I would respectfully suggest the present housing crisis is not the fault of any government – municipal, provincial, or federal. Perhaps more to the point, it is not associated with any particular political party.
Right now, in B.C., the NDP is in power and therefore, if the opposition is to be believed, it is their fault we have a housing crisis. But the B.C. Liberals – now B.C. United – were in office from 2001 to 2017 and during that time, the average price of a house in Vancouver increased from $441,499 in 2001 to $1,704,820 in 2017 – an increase of $1.26 million.
That is almost a 300 per cent increase in the cost of a house. During the past seven years, house prices in Vancouver have increased a further $800,000, essentially at the same rate. Whether the government is NDP or B.C. Liberal, the housing market has behaved roughly the same.
Similar arguments can be made at the federal level where we have seen Conservative and Liberal governments have very little influence on the price of housing in this country.
At the municipal level, there is nothing much they can do except allow developers to build more houses. In Prince George, a quick drive along Tyner Boulevard will show you just how many new houses have been added to the city over the past decade or so and there are more to come.

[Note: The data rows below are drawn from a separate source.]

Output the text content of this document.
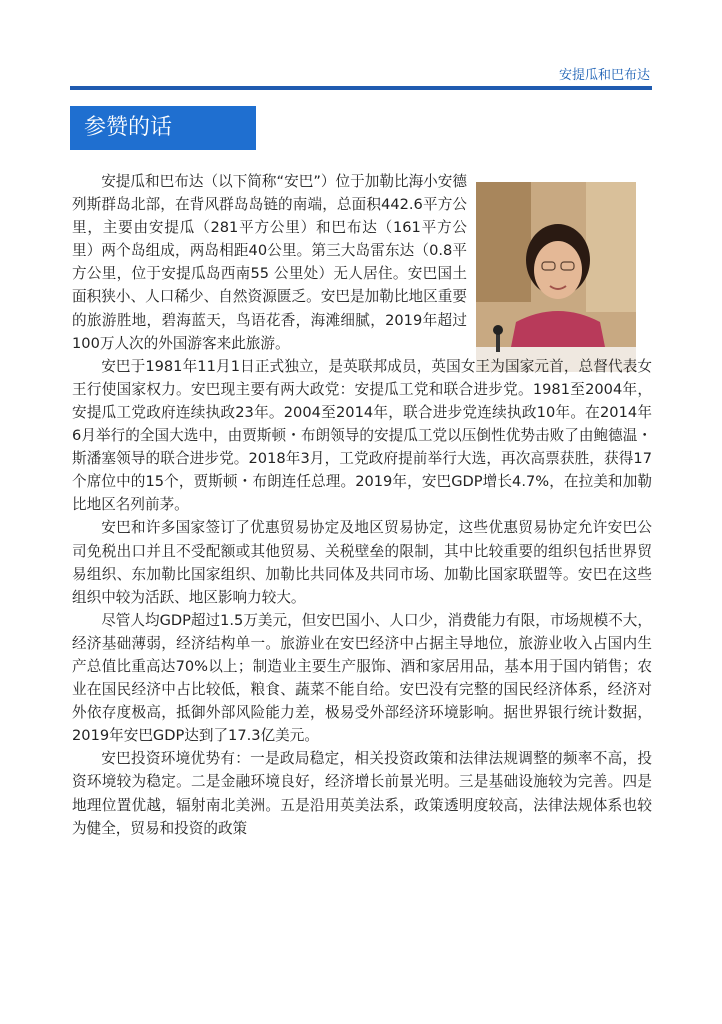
安提瓜和巴布达
参赞的话

安提瓜和巴布达（以下简称“安巴”）位于加勒比海小安德列斯群岛北部，在背风群岛岛链的南端，总面积442.6平方公里，主要由安提瓜（281平方公里）和巴布达（161平方公里）两个岛组成，两岛相距40公里。第三大岛雷东达（0.8平方公里，位于安提瓜岛西南55 公里处）无人居住。安巴国土面积狭小、人口稀少、自然资源匮乏。安巴是加勒比地区重要的旅游胜地，碧海蓝天，鸟语花香，海滩细腻，2019年超过100万人次的外国游客来此旅游。

安巴于1981年11月1日正式独立，是英联邦成员，英国女王为国家元首，总督代表女王行使国家权力。安巴现主要有两大政党：安提瓜工党和联合进步党。1981至2004年，安提瓜工党政府连续执政23年。2004至2014年，联合进步党连续执政10年。在2014年6月举行的全国大选中，由贾斯顿・布朗领导的安提瓜工党以压倒性优势击败了由鲍德温・斯潘塞领导的联合进步党。2018年3月，工党政府提前举行大选，再次高票获胜，获得17个席位中的15个，贾斯顿・布朗连任总理。2019年，安巴GDP增长4.7%，在拉美和加勒比地区名列前茅。

安巴和许多国家签订了优惠贸易协定及地区贸易协定，这些优惠贸易协定允许安巴公司免税出口并且不受配额或其他贸易、关税壁垒的限制，其中比较重要的组织包括世界贸易组织、东加勒比国家组织、加勒比共同体及共同市场、加勒比国家联盟等。安巴在这些组织中较为活跃、地区影响力较大。

尽管人均GDP超过1.5万美元，但安巴国小、人口少，消费能力有限，市场规模不大，经济基础薄弱，经济结构单一。旅游业在安巴经济中占据主导地位，旅游业收入占国内生产总值比重高达70%以上；制造业主要生产服饰、酒和家居用品，基本用于国内销售；农业在国民经济中占比较低，粮食、蔬菜不能自给。安巴没有完整的国民经济体系，经济对外依存度极高，抵御外部风险能力差，极易受外部经济环境影响。据世界银行统计数据，2019年安巴GDP达到了17.3亿美元。

安巴投资环境优势有：一是政局稳定，相关投资政策和法律法规调整的频率不高，投资环境较为稳定。二是金融环境良好，经济增长前景光明。三是基础设施较为完善。四是地理位置优越，辐射南北美洲。五是沿用英美法系，政策透明度较高，法律法规体系也较为健全，贸易和投资的政策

No, government and politicians are not at fault when it comes to the housing crisis. They do not have the levers necessary to control the market.
But somebody must be at fault, you might say. Not really. Certainly not the developers who are trying to make a living. Nor the homeowners who are selling their properties at whatever the market will bear knowing that they need to find housing elsewhere. Nor the immigrants moving to Canada for a better life.

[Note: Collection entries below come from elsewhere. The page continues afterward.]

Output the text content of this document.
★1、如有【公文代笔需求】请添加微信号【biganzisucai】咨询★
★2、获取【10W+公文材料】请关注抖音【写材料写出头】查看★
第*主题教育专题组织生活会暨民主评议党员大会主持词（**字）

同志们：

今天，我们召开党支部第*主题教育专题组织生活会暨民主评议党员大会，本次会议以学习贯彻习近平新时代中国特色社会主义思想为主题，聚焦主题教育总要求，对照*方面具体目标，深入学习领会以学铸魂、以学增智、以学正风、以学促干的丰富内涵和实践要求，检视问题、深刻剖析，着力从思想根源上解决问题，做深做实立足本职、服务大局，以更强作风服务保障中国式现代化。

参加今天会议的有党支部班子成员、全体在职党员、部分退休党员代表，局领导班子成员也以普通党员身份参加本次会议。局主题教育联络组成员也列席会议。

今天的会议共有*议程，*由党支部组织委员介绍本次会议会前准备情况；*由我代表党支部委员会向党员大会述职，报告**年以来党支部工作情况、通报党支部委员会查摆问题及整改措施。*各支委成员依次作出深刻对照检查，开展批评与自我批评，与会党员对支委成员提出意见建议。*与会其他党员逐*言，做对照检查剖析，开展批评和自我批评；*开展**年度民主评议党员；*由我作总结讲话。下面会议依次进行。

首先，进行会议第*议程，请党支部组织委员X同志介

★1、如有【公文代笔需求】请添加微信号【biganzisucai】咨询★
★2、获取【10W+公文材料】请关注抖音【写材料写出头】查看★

These are all easy outs to blame for a complex problem. There are so many factors which come into play in the price of housing.

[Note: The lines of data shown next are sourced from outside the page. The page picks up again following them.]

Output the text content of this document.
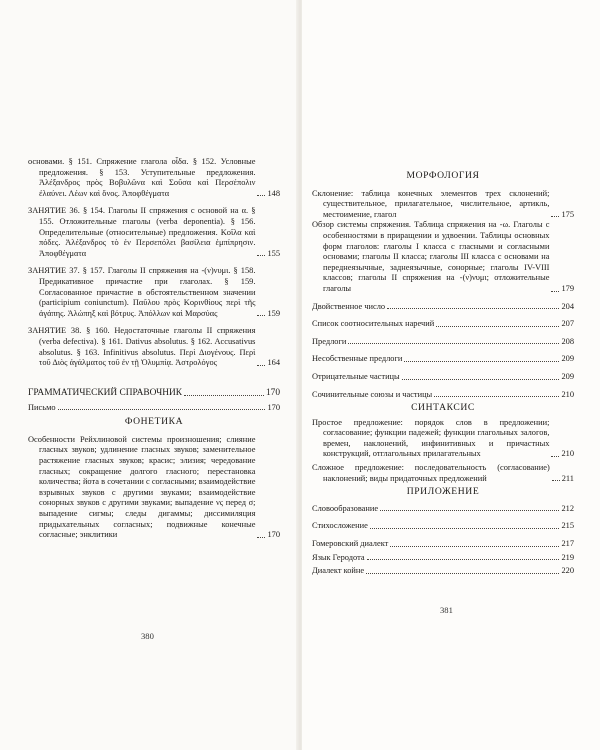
основами. § 151. Спряжение глагола οἶδα. § 152. Условные предложения. § 153. Уступительные предложения. Ἀλέξανδρος πρὸς Βοβυλῶνα καὶ Σοῦσα καὶ Περσέπολιν ἐλαύνει. Λέων καὶ ὄνος. Ἀποφθέγματα	148
ЗАНЯТИЕ 36. § 154. Глаголы II спряжения с основой на α. § 155. Отложительные глаголы (verba deponentia). § 156. Определительные (относительные) предложения. Κοῖλα καὶ πόδες. Ἀλέξανδρος τὸ ἐν Περσεπόλει βασίλεια ἐμπίπρησιν. Ἀποφθέγματα	155
ЗАНЯТИЕ 37. § 157. Глаголы II спряжения на -(ν)νυμι. § 158. Предикативное причастие при глаголах. § 159. Согласованное причастие в обстоятельственном значении (participium coniunctum). Παῦλου πρὸς Κορινθίους περὶ τῆς ἀγάπης. Ἀλώπηξ καὶ βότρυς. Ἀπόλλων καὶ Μαρσύας	159
ЗАНЯТИЕ 38. § 160. Недостаточные глаголы II спряжения (verba defectiva). § 161. Dativus absolutus. § 162. Accusativus absolutus. § 163. Infinitivus absolutus. Περὶ Διογένους. Περὶ τοῦ Διὸς ἀγάλματος τοῦ ἐν τῇ Ὀλυμπίᾳ. Ἀστρολόγος	164
ГРАММАТИЧЕСКИЙ СПРАВОЧНИК	170
Письмо	170
ФОНЕТИКА
Особенности Рейхлиновой системы произношения; слияние гласных звуков; удлинение гласных звуков; заменительное растяжение гласных звуков; красис; элизия; чередование гласных; сокращение долгого гласного; перестановка количества; йота в сочетании с согласными; взаимодействие взрывных звуков с другими звуками; взаимодействие сонорных звуков с другими звуками; выпадение νς перед σ; выпадение сигмы; следы дигаммы; диссимиляция придыхательных согласных; подвижные конечные согласные; энклитики	170
380
МОРФОЛОГИЯ
Склонение: таблица конечных элементов трех склонений; существительное, прилагательное, числительное, артикль, местоимение, глагол	175
Обзор системы спряжения. Таблица спряжения на -ω. Глаголы с особенностями в приращении и удвоении. Таблицы основных форм глаголов: глаголы I класса с гласными и согласными основами; глаголы II класса; глаголы III класса с основами на переднеязычные, заднеязычные, сонорные; глаголы IV-VIII классов; глаголы II спряжения на -(ν)νυμι; отложительные глаголы	179
Двойственное число	204
Список соотносительных наречий	207
Предлоги	208
Несобственные предлоги	209
Отрицательные частицы	209
Сочинительные союзы и частицы	210
СИНТАКСИС
Простое предложение: порядок слов в предложении; согласование; функции падежей; функции глагольных залогов, времен, наклонений, инфинитивных и причастных конструкций, отглагольных прилагательных	210
Сложное предложение: последовательность (согласование) наклонений; виды придаточных предложений	211
ПРИЛОЖЕНИЕ
Словообразование	212
Стихосложение	215
Гомеровский диалект	217
Язык Геродота	219
Диалект койне	220
381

For example, baby boomers are retiring and want to get as much equity out of their house as possible to provide financial security. They sell their houses for what they can get on the market, which helps to drive up prices.
Or we could look at limited space within most cities – not Prince George – for the building of new houses. Or we could look at the North American dream of owning your own single-family detached house with a yard, driveway, garage, and patio. Maybe we should have more row houses.
But I would suggest the real reason we have a major housing crisis lies in the failure of wages to keep up with costs. Consider that using constant 2001 dollars – that is, adjusting for inflation – the average wage in Canada in 1990 was $21.40 while it was only $30.03 in 2023. Increases in housing prices have outstripped increases in wages.
A house used to cost three to four times an average annual salary. Now, it is more like 20 times.
Houses are now unaffordable to an increasingly large portion of Canadians. And no one really knows how to fix the problem despite what we will hear during election campaigns.
Todd Whitcombe is a professor of chemistry at UNBC.